N vivo tutorial 2020
N vivo tutorial 2020N vivo tutorial 2020
N vivo tutorial 2020
 
Sample Lecture
Sample LectureSample Lecture
Sample Lecture
 
Qualitative Studies in Software Engineering - Interviews, Observation, Ground...
Qualitative Studies in Software Engineering - Interviews, Observation, Ground...Qualitative Studies in Software Engineering - Interviews, Observation, Ground...
Qualitative Studies in Software Engineering - Interviews, Observation, Ground...
 
Presentation for workshop diu - december 28, 2014
Presentation for workshop   diu - december 28, 2014Presentation for workshop   diu - december 28, 2014
Presentation for workshop diu - december 28, 2014
 
Research process and proposal writing
Research process and proposal writingResearch process and proposal writing
Research process and proposal writing
 
Research seminar lecture_10_analysing_qualitative_data
Research seminar lecture_10_analysing_qualitative_dataResearch seminar lecture_10_analysing_qualitative_data
Research seminar lecture_10_analysing_qualitative_data
 
Week 9 Qualitative Data Analysis 2022.pptx
Week 9 Qualitative Data Analysis 2022.pptxWeek 9 Qualitative Data Analysis 2022.pptx
Week 9 Qualitative Data Analysis 2022.pptx
 

Recently uploaded

🔥HOT🔥📲9602870969🔥Prostitute Service in Udaipur Call Girls in City Palace Lake...
🔥HOT🔥📲9602870969🔥Prostitute Service in Udaipur Call Girls in City Palace Lake...🔥HOT🔥📲9602870969🔥Prostitute Service in Udaipur Call Girls in City Palace Lake...

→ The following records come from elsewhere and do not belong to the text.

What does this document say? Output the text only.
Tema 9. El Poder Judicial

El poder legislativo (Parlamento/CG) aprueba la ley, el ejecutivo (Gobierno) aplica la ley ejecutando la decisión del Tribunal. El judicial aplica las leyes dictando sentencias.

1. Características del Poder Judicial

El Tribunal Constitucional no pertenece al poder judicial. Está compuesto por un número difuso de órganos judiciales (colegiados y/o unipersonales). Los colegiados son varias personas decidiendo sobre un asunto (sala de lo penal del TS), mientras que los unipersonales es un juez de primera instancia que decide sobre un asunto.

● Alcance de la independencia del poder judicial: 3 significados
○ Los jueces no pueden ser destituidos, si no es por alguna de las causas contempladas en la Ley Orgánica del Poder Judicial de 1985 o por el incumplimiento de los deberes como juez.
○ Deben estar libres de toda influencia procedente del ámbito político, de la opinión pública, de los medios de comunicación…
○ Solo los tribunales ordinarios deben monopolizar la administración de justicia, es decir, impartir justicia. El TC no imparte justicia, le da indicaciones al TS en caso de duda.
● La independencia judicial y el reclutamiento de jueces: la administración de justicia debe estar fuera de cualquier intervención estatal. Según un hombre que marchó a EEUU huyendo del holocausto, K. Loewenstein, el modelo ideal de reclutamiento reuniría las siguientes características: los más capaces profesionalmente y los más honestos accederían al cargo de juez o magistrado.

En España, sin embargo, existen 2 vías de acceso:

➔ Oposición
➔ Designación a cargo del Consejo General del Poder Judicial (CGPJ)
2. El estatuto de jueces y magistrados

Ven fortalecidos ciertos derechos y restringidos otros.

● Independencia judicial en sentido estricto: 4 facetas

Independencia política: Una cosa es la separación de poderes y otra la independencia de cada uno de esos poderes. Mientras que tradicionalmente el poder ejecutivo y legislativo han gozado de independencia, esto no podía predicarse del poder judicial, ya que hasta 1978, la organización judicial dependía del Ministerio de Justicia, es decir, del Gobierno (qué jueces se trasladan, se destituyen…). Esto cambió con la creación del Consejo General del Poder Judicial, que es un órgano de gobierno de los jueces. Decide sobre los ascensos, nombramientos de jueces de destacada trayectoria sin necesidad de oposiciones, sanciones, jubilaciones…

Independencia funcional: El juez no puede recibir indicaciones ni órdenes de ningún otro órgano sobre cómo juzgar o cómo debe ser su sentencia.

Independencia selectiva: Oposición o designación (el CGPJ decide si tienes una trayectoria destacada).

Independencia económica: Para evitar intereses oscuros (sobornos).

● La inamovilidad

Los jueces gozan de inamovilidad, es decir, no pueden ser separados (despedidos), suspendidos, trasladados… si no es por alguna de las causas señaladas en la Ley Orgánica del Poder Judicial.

🔥HOT🔥📲9602870969🔥Prostitute Service in Udaipur Call Girls in City Palace Lake...
Apsara Of India
 
Sample sample sample sample sample sample
Sample sample sample sample sample sampleSample sample sample sample sample sample
Sample sample sample sample sample sample
Casey Keith
 
sample sample sample sample sample sample
sample sample sample sample sample samplesample sample sample sample sample sample
sample sample sample sample sample sample
Casey Keith
 
Visa Consultant in Lahore || 📞03094429236
Visa Consultant in Lahore || 📞03094429236Visa Consultant in Lahore || 📞03094429236
Visa Consultant in Lahore || 📞03094429236
Sherazi Tours
 
Sample sample sample sample sample sample
Sample sample sample sample sample sampleSample sample sample sample sample sample
Sample sample sample sample sample sample
Casey Keith
 

Recently uploaded (20)

WhatsApp Chat: 📞 8617697112 Hire Call Girls Cooch Behar For a Sensual Sex Exp...

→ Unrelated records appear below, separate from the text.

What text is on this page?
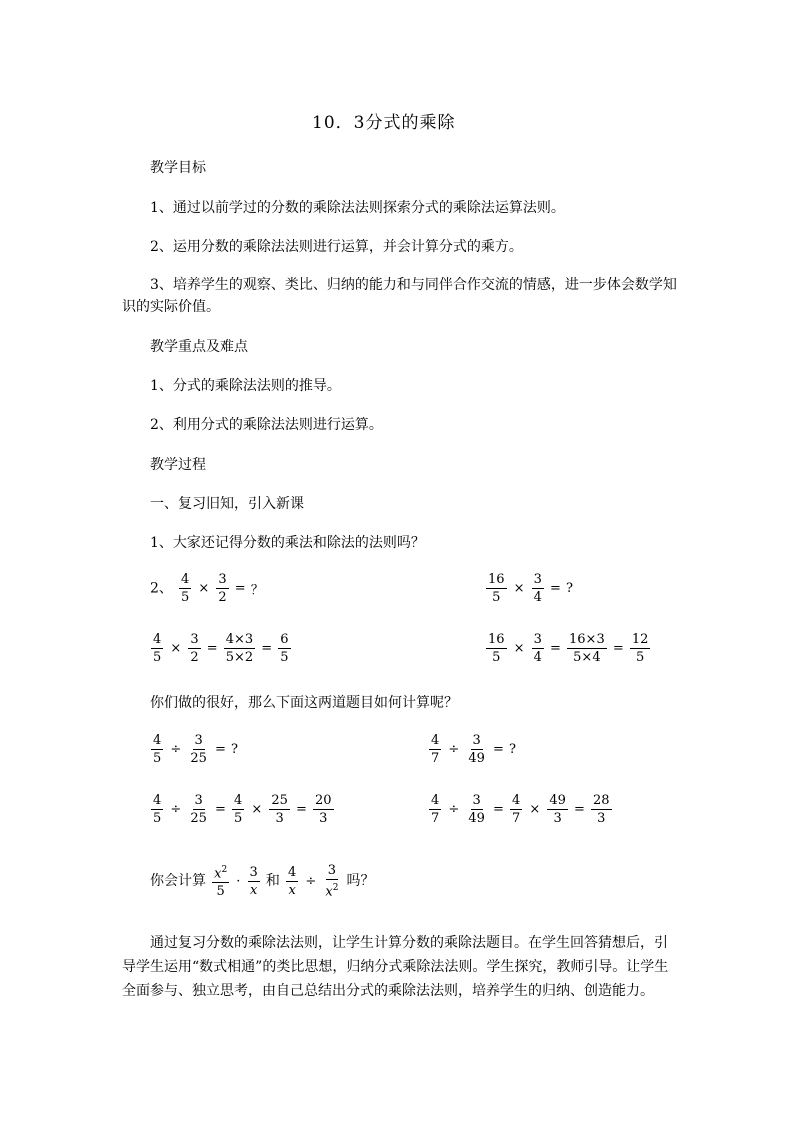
10．3分式的乘除
教学目标
1、通过以前学过的分数的乘除法法则探索分式的乘除法运算法则。
2、运用分数的乘除法法则进行运算，并会计算分式的乘方。
3、培养学生的观察、类比、归纳的能力和与同伴合作交流的情感，进一步体会数学知识的实际价值。
教学重点及难点
1、分式的乘除法法则的推导。
2、利用分式的乘除法法则进行运算。
教学过程
一、复习旧知，引入新课
1、大家还记得分数的乘法和除法的法则吗？
2、 $\frac{4}{5} \times \frac{3}{2}$ = ？	$\frac{16}{5} \times \frac{3}{4}$ = ?
$\frac{4}{5} \times \frac{3}{2} = \frac{4\times 3}{5\times 2} = \frac{6}{5}$	$\frac{16}{5} \times \frac{3}{4} = \frac{16\times 3}{5\times 4} = \frac{12}{5}$
你们做的很好，那么下面这两道题目如何计算呢？
$\frac{4}{5} \div \frac{3}{25}$ = ?	$\frac{4}{7} \div \frac{3}{49}$ = ?
$\frac{4}{5} \div \frac{3}{25} = \frac{4}{5} \times \frac{25}{3} = \frac{20}{3}$	$\frac{4}{7} \div \frac{3}{49} = \frac{4}{7} \times \frac{49}{3} = \frac{28}{3}$
你会计算 $\frac{x^2}{5} \cdot \frac{3}{x}$ 和 $\frac{4}{x} \div \frac{3}{x^2}$ 吗？
通过复习分数的乘除法法则，让学生计算分数的乘除法题目。在学生回答猜想后，引导学生运用“数式相通”的类比思想，归纳分式乘除法法则。学生探究，教师引导。让学生全面参与、独立思考，由自己总结出分式的乘除法法则，培养学生的归纳、创造能力。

WhatsApp Chat: 📞 8617697112 Hire Call Girls Cooch Behar For a Sensual Sex Exp...WhatsApp Chat: 📞 8617697112 Hire Call Girls Cooch Behar For a Sensual Sex Exp...

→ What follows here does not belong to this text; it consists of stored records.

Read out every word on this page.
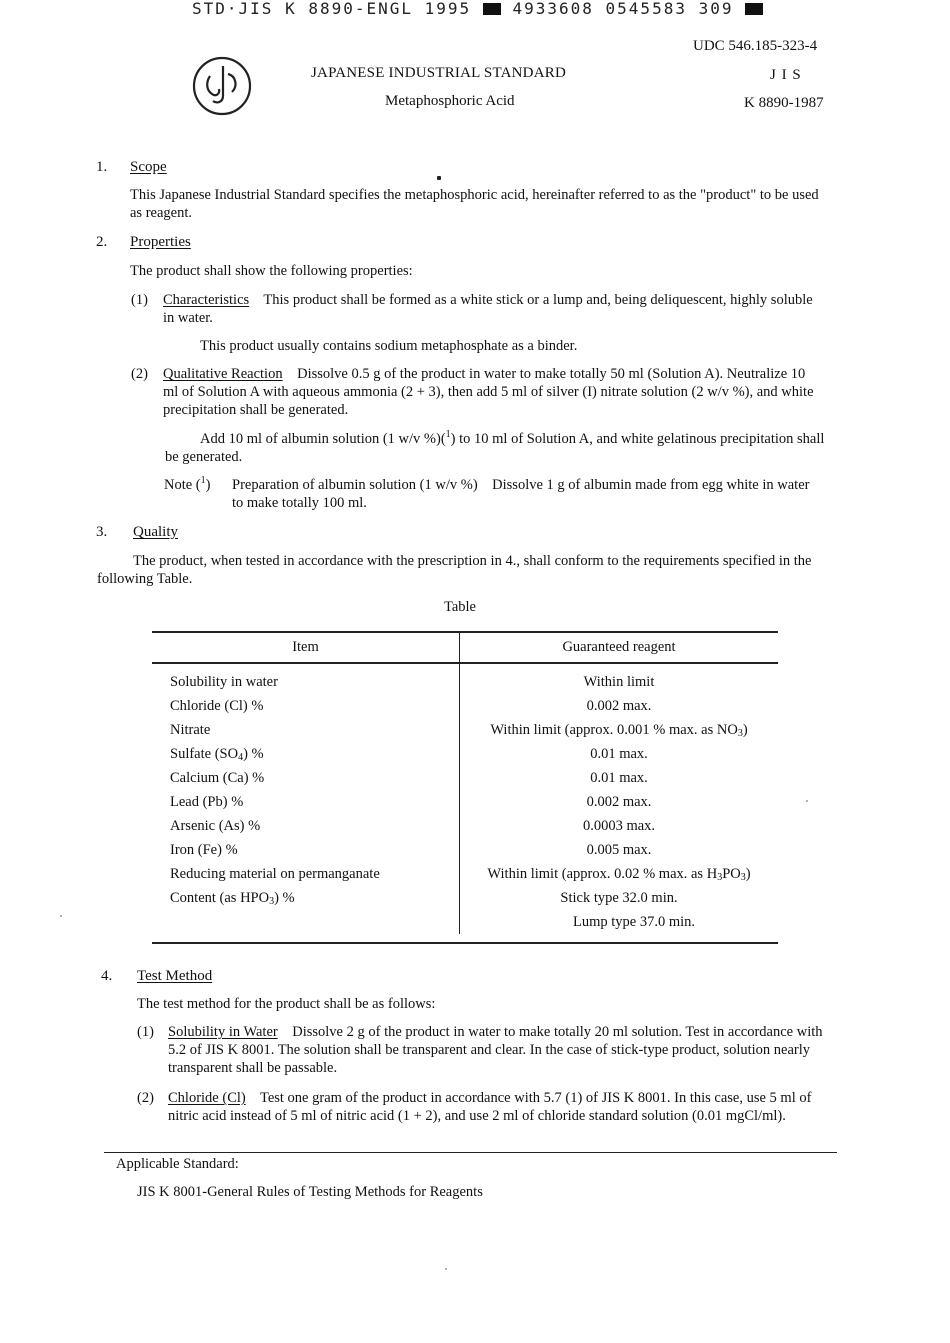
STD·JIS K 8890-ENGL 1995	4933608 0545583 309
UDC 546.185-323-4
JAPANESE INDUSTRIAL STANDARD	J I S
Metaphosphoric Acid	K 8890-1987
1. Scope
This Japanese Industrial Standard specifies the metaphosphoric acid, hereinafter referred to as the "product" to be used as reagent.
2. Properties
The product shall show the following properties:
(1) Characteristics This product shall be formed as a white stick or a lump and, being deliquescent, highly soluble in water.
This product usually contains sodium metaphosphate as a binder.
(2) Qualitative Reaction Dissolve 0.5 g of the product in water to make totally 50 ml (Solution A). Neutralize 10 ml of Solution A with aqueous ammonia (2 + 3), then add 5 ml of silver (I) nitrate solution (2 w/v %), and white precipitation shall be generated.
Add 10 ml of albumin solution (1 w/v %)($^1$) to 10 ml of Solution A, and white gelatinous precipitation shall be generated.
Note ($^1$) Preparation of albumin solution (1 w/v %) Dissolve 1 g of albumin made from egg white in water to make totally 100 ml.
3. Quality
The product, when tested in accordance with the prescription in 4., shall conform to the requirements specified in the following Table.
Table
Item	Guaranteed reagent
Solubility in water	Within limit
Chloride (Cl) %	0.002 max.
Nitrate	Within limit (approx. 0.001 % max. as $NO_3$)
Sulfate $(SO_4)$ %	0.01 max.
Calcium (Ca) %	0.01 max.
Lead (Pb) %	0.002 max.
Arsenic (As) %	0.0003 max.
Iron (Fe) %	0.005 max.
Reducing material on permanganate	Within limit (approx. 0.02 % max. as $H_3PO_3$)
Content (as $HPO_3$) %	Stick type 32.0 min.
	Lump type 37.0 min.
4. Test Method
The test method for the product shall be as follows:
(1) Solubility in Water Dissolve 2 g of the product in water to make totally 20 ml solution. Test in accordance with 5.2 of JIS K 8001. The solution shall be transparent and clear. In the case of stick-type product, solution nearly transparent shall be passable.
(2) Chloride (Cl) Test one gram of the product in accordance with 5.7 (1) of JIS K 8001. In this case, use 5 ml of nitric acid instead of 5 ml of nitric acid (1 + 2), and use 2 ml of chloride standard solution (0.01 mgCl/ml).
Applicable Standard:
JIS K 8001-General Rules of Testing Methods for Reagents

WhatsApp Chat: 📞 8617697112 Hire Call Girls Cooch Behar For a Sensual Sex Exp...
 
Papi kondalu Call Girls 8250077686 Service Offer VIP Hot Model
Papi kondalu Call Girls 8250077686 Service Offer VIP Hot ModelPapi kondalu Call Girls 8250077686 Service Offer VIP Hot Model
Papi kondalu Call Girls 8250077686 Service Offer VIP Hot Model
 
🔥HOT🔥📲9602870969🔥Prostitute Service in Udaipur Call Girls in City Palace Lake...
🔥HOT🔥📲9602870969🔥Prostitute Service in Udaipur Call Girls in City Palace Lake...🔥HOT🔥📲9602870969🔥Prostitute Service in Udaipur Call Girls in City Palace Lake...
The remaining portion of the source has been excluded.